In our case, we don’t have a car payment on old Bessie. We do pay an annualized average of $125 monthly in gas, insurance and maintenance. Mr. Cheap’s bus pass for work would cost $58, for a difference of $67.

Assuming we could always get a carshare vehicle when we needed one, once-a-month or errand usage looks like it would be very cost-effective. It is about the same cost as renting a car for a day, or less; however, you get to drive a fuel-efficient vehicle.
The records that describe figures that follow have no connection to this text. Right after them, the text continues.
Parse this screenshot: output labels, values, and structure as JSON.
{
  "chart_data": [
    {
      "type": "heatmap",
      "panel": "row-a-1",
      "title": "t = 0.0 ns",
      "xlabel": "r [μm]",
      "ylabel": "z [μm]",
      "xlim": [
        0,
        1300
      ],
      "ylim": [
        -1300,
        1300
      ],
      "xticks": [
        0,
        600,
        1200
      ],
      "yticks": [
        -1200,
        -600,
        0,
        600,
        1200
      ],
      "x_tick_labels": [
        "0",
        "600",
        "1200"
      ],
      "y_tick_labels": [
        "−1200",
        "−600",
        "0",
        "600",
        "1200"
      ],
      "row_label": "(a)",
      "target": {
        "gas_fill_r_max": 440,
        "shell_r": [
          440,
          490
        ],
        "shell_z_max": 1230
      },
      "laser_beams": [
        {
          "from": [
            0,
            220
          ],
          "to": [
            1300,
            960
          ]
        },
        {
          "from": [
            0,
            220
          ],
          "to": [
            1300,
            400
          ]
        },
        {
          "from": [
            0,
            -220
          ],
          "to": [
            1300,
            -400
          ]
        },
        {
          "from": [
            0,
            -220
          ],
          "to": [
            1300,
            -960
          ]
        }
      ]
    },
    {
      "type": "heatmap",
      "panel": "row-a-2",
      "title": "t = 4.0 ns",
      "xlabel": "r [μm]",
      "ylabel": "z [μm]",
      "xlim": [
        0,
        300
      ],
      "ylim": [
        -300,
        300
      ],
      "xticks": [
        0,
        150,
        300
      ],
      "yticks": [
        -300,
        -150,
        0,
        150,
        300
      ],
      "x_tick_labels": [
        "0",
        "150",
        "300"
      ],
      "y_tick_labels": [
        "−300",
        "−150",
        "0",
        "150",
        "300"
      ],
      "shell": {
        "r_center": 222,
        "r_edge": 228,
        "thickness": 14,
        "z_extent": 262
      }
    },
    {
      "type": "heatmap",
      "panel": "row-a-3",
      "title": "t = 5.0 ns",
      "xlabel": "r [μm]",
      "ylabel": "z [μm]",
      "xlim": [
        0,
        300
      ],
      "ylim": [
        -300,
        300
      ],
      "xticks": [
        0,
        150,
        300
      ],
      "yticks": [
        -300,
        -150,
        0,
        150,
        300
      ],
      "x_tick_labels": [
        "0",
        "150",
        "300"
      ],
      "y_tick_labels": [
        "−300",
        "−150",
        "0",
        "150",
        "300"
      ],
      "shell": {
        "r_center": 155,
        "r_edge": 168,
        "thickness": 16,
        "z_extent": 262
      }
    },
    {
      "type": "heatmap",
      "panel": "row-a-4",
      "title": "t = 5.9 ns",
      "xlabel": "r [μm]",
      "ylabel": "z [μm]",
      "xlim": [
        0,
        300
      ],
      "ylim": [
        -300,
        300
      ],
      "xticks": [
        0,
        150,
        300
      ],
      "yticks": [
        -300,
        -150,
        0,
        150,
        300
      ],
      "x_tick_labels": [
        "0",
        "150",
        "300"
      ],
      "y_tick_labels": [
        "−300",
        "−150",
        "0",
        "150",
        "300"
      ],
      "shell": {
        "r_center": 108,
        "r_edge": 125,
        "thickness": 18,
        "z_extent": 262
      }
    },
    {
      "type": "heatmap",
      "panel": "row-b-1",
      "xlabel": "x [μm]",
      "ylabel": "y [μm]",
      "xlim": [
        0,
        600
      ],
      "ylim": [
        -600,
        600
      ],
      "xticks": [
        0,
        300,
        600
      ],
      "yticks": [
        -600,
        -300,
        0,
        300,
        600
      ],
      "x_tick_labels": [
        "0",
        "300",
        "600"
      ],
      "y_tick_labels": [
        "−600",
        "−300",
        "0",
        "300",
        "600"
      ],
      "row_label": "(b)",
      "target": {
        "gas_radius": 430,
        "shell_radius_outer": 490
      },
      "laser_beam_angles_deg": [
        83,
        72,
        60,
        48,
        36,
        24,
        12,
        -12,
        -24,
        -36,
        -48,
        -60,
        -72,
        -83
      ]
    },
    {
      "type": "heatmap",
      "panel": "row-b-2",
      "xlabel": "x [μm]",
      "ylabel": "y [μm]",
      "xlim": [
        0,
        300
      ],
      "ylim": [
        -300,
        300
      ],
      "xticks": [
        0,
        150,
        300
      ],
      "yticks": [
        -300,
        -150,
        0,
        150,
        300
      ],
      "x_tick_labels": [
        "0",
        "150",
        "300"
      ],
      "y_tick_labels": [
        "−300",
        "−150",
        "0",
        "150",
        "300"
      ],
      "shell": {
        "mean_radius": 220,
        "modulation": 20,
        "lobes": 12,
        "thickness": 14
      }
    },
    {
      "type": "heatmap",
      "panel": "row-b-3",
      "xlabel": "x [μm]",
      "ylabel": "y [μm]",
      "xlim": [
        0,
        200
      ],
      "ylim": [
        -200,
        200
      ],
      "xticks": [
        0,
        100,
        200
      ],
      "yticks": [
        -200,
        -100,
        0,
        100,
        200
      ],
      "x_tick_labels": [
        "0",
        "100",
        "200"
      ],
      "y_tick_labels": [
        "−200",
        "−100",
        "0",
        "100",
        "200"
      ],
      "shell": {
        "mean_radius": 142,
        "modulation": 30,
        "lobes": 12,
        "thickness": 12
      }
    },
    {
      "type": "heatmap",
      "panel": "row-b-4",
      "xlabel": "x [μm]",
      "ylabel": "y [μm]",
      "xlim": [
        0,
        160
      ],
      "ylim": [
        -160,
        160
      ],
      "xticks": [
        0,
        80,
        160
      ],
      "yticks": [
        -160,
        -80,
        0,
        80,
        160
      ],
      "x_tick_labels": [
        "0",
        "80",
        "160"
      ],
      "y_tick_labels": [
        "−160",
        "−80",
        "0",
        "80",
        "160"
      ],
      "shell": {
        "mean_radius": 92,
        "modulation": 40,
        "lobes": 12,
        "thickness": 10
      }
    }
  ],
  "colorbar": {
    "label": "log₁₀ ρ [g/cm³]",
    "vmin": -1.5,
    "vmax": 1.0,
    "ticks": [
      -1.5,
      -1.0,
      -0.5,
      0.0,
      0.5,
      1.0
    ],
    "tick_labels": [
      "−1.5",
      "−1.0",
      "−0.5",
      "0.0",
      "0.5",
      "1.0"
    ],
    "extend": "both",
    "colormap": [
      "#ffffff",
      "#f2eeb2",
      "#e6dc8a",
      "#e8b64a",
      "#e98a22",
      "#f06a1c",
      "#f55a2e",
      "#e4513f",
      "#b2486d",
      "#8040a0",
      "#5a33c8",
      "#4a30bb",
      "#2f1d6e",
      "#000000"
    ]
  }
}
If you live very urban area and do not own a car at all — and therefore do not have insurance that covers a rental car — the insurance savings over a rental vehicle would be significant.

Of course, we would lose convenience, because we would have to get to the car when we need it, and the more you use, the more you pay, unlike your own car. Carsharing also offers intangible benefits, like being able to use a pickup when needed.

Find out more

Obviously, carsharing only works in urban areas, where density allows people to easily move vehicles between them.

If you’re interested in finding car sharing near you, Carsharing.net has more information and a directory of car share vendors.

Have you tried carsharing? Would you? Let us know what you think!